The remaining ground nos. 12 to 15 are in respect of one issue i.e. provision for standard assets. On this issue, this is the contention raised by the ld. AR of assessee in the written submissions filed before us that this issue is covered in favour of the assessee by the tribunal order rendered in the case of The Deputy Commissioner of Income Tax Vs. The Little Kancheepuram Co-operative Urban Bank Ltd. in & 24/Mds/2013, copy available in annexure-5 of written submissions. The ld. DR of revenue supported the order of authorities below.
We have considered the rival submissions. We find that as per the tribunal order cited by ld. AR of assessee before us, it was held that the deduction is allowable in respect of lower of provision for doubtful debts in their accounts or Page 7 of 8 the amount as per section 36(1)(vii)(a), whichever is less.
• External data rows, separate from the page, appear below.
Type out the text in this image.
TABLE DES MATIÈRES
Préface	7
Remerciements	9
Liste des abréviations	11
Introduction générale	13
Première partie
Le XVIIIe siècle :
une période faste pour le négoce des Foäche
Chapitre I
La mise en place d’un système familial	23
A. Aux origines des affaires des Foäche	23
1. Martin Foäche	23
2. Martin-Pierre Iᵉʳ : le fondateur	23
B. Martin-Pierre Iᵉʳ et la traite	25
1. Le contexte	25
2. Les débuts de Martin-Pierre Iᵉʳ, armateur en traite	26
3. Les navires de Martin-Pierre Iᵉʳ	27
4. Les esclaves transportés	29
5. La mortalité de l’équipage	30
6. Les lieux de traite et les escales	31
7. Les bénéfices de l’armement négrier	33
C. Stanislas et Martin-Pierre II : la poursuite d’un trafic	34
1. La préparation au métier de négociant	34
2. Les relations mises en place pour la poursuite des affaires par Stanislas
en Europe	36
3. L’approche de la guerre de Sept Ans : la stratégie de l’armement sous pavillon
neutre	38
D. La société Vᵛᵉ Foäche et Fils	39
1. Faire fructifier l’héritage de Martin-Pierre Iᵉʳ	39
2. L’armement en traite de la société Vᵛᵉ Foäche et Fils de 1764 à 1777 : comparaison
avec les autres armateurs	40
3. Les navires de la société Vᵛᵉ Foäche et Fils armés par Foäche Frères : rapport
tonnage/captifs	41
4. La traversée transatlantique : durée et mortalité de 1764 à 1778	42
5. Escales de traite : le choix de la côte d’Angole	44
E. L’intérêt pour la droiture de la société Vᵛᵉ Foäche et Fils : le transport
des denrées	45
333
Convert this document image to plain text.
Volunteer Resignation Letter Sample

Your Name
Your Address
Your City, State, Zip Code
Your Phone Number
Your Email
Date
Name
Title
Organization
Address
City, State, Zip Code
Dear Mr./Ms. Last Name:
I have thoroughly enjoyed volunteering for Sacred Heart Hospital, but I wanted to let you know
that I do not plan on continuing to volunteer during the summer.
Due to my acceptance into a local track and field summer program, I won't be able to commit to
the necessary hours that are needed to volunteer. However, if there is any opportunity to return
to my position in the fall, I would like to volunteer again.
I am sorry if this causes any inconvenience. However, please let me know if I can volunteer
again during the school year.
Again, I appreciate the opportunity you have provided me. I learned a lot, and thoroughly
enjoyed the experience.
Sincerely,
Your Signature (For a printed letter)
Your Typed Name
Hence we examine the provisions of section 36(1)(vii)(a) of the I.T. Act, 1961. As per the provisions of section 36(1)(vii)(a) of the IT Act, deduction is allowable in respect of provisions of bad and doubtful debts made by a co-operative bank other than a primary agricultural credit society or a primary co-operative agricultural and rural development bank to the extent of an amount not exceeding 7 ½% of the total income computed before making any deduction under this clause and chapter VIA and an amount not exceeding 10% of the aggregate average advances made by the rural branches of such bank computed in the prescribed manner. Hence as per the provision of this section, deduction is allowable to the extent of 10% of aggregate average advances made by the rural branches of such bank. The assessee has not shown that there was any advance made by the rural branches of the assessee bank, if any. In the tribunal order cited before us, it was noted by tribunal in para no. 3 that the claim was regarding 10% of the aggregate average advances given by the rural branches of that assessee u/s. 36(1)(vii)(a) of the IT Act. This is also noted by tribunal in same Para that the assessee bank was having two branches being one at Kancheepuram town and one at Ayyempettaiand the second branch was a rural branch. On this basis, it was the claim of the assessee that the assessee is entitled for deduction u/s. 36(1)(vii)(a). Since in the present case, the assessee has not established that there are advances by a rural branch of the assessee bank, no deduction is allowable under this section. Hence this issue is decided against the assessee.
In the result, the appeal filed by the assessee is partly allowed for statistical purposes. Order pronounced in the open court on the date mentioned on the caption page.